Очень поэтичный образ, только большого интереса к гепарду за пределами этого отождествления здесь не видно. Выросшее в зоопарке животное не способно к реинтродукции в дикие условия, а бег за механическим зайцем — самая близкая из доступных имитаций природного поведения этого хищника. Гепард не лошадь и не собака, чтобы носиться по вольеру без цели. Засадный хищник, экономящий энергию для охоты, без имитации этой охоты просто ожиреет. Можно, конечно, запустить ему живую газель, но не будет ли тогда кто-то из зрителей на тех же основаниях ассоциировать себя с ней, «затравленной на потеху толпе»?
Под видом «солидарности угнетенных людей с нечеловеческими землянами» получаем минутный интерес к животному только ради красивого сопоставления себя с ним.

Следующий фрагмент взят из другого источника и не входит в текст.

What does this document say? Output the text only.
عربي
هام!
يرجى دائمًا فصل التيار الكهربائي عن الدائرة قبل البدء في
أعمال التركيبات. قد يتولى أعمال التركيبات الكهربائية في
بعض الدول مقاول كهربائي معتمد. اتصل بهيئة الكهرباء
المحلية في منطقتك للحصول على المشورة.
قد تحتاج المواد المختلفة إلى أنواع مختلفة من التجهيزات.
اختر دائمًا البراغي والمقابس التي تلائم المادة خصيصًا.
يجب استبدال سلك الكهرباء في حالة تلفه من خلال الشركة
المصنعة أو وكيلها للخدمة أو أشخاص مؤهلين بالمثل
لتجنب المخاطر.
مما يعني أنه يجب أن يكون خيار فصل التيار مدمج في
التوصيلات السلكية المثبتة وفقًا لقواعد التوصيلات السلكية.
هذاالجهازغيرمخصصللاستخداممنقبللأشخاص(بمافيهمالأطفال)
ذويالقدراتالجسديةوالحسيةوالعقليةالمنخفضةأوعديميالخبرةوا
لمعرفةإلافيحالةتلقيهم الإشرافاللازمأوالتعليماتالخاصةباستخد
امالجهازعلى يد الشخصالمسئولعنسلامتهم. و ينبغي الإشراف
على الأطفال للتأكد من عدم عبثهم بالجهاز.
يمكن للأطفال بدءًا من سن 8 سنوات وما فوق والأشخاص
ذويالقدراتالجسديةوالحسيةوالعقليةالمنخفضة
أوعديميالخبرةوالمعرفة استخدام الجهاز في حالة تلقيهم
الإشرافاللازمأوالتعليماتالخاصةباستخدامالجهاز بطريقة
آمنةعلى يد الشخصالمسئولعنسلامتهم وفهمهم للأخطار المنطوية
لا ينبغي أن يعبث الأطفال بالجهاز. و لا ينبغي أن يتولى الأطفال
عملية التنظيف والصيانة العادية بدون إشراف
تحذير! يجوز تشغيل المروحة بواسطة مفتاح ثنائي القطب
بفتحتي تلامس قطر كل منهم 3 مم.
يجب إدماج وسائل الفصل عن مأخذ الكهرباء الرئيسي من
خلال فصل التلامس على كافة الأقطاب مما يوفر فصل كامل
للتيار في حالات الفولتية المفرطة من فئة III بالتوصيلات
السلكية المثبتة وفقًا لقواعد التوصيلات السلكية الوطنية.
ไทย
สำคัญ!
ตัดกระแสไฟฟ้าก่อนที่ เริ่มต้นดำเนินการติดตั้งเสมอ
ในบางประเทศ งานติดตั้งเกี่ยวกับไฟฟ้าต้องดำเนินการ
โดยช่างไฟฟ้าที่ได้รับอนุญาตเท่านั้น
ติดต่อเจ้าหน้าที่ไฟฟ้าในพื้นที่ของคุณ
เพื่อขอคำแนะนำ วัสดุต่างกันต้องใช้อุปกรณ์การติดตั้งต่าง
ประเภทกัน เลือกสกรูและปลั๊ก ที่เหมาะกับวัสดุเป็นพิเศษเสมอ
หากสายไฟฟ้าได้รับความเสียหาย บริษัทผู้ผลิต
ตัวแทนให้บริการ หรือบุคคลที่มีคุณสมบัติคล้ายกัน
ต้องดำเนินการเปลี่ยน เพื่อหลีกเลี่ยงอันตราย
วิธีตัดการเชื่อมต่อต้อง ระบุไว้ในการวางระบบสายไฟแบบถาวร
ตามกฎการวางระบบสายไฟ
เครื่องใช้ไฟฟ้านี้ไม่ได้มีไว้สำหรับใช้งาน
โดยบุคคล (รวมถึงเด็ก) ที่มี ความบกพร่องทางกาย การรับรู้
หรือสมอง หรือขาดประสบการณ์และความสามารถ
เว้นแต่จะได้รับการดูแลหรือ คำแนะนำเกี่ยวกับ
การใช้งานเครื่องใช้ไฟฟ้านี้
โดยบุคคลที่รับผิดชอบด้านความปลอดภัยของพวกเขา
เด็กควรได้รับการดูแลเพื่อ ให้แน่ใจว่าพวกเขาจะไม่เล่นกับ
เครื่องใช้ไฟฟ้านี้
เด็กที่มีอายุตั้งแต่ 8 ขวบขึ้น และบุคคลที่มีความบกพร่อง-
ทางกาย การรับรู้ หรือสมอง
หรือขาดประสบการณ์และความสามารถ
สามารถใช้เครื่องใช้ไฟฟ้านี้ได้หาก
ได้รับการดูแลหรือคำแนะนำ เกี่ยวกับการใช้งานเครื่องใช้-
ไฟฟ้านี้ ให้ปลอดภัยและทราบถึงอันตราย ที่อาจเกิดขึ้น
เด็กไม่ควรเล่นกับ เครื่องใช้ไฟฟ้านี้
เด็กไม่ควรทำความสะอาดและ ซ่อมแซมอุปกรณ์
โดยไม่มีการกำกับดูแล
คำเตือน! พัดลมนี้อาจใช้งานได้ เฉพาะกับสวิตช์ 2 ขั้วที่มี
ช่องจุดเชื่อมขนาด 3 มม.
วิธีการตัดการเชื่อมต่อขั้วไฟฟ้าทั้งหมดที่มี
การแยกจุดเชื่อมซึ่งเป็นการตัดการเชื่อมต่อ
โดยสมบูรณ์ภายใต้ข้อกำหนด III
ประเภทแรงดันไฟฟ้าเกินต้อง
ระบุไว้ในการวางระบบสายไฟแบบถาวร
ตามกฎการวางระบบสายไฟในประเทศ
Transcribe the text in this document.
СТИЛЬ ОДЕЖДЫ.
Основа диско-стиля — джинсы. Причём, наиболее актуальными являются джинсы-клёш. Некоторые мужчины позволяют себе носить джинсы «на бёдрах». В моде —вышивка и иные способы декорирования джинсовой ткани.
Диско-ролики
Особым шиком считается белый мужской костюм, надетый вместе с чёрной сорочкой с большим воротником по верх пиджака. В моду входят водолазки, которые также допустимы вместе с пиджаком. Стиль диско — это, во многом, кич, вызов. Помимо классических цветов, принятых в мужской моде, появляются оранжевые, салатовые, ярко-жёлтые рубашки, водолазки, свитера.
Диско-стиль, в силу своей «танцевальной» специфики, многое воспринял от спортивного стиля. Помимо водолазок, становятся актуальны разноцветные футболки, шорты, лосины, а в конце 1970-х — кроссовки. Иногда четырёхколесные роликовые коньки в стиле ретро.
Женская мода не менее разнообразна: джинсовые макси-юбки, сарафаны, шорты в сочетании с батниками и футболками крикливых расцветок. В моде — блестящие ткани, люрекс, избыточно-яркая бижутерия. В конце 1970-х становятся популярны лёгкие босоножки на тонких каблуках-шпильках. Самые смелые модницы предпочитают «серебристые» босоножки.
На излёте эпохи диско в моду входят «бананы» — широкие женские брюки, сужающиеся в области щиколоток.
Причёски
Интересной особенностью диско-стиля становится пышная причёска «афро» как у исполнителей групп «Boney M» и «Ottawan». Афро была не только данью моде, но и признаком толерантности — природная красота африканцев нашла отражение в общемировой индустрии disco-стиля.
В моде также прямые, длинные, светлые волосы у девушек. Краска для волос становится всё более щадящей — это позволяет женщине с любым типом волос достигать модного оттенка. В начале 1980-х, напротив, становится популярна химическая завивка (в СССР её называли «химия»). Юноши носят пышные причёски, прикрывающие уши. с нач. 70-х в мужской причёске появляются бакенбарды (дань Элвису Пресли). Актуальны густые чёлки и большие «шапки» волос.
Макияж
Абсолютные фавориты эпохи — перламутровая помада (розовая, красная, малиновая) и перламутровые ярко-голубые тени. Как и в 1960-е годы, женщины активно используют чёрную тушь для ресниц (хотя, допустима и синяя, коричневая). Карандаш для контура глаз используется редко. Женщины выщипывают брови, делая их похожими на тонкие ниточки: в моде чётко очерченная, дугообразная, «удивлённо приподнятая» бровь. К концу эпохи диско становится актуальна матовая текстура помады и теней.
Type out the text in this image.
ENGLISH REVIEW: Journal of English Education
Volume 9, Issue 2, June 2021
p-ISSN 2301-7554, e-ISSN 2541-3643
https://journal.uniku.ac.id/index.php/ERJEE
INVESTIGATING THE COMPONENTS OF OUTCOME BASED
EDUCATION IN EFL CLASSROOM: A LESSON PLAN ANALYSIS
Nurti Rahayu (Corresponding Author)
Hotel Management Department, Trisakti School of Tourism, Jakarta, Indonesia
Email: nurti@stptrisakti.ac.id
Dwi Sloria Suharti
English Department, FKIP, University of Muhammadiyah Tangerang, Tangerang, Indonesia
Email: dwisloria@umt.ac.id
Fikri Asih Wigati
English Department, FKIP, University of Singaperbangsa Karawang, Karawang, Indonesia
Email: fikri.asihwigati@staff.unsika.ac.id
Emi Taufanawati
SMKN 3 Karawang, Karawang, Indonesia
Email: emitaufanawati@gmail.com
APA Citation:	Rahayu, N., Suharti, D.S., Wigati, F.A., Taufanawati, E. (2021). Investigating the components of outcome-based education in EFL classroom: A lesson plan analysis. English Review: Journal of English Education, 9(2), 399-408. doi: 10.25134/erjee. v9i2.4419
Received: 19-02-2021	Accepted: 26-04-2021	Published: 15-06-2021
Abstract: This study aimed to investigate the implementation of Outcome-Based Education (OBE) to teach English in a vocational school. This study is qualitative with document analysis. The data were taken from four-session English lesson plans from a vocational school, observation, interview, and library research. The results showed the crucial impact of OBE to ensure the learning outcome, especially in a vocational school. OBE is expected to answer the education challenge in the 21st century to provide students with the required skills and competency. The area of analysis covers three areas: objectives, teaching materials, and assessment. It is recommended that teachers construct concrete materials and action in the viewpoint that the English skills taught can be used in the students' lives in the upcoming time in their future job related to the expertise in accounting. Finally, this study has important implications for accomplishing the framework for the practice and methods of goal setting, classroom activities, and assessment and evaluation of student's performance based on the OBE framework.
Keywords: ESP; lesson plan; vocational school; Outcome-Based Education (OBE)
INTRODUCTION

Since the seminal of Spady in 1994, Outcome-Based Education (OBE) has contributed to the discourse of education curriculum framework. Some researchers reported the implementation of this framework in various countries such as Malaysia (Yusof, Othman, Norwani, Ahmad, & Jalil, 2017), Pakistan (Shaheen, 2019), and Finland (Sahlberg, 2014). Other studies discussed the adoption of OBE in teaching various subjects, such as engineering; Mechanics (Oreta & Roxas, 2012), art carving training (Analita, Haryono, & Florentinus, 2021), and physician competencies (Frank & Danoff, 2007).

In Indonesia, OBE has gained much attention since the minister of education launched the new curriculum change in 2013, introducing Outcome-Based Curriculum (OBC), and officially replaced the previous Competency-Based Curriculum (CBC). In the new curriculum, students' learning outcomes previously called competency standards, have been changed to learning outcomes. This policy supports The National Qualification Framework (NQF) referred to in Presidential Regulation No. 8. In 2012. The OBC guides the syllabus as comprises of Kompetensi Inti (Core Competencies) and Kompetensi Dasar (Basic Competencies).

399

Постгуманизм поднимает важные вопросы, но предлагаемые направления ответов страдают тем самым антропо- и логоцентризмом, от которого предполагалось дистанцироваться.
Нет сомнений, что язык, например, отражает наши представления о значимости животных. Однако следует ли из этого, что защита животных должна идти на дискурсивном уровне? В конце концов, первые движения за гуманное обращение с животными возникли в Англии, язык которой до сих пор называет животных it (казалось бы, верх объективации). Или, например, в одних славянских языках названия животных склоняются как одушевленные существительные, а в других — как неодушевленные. Но есть ли основания полагать, что эмпирические исследования выявят более высокий уровень жестокости к животным в странах, где говорят «вижу коты» вместо «вижу котов»? Пример животных, мне кажется, может быть хорошим материалом для попыток понять пределы дискурсивной власти, отстранившись от напряженности собственного существования внутри дискурса.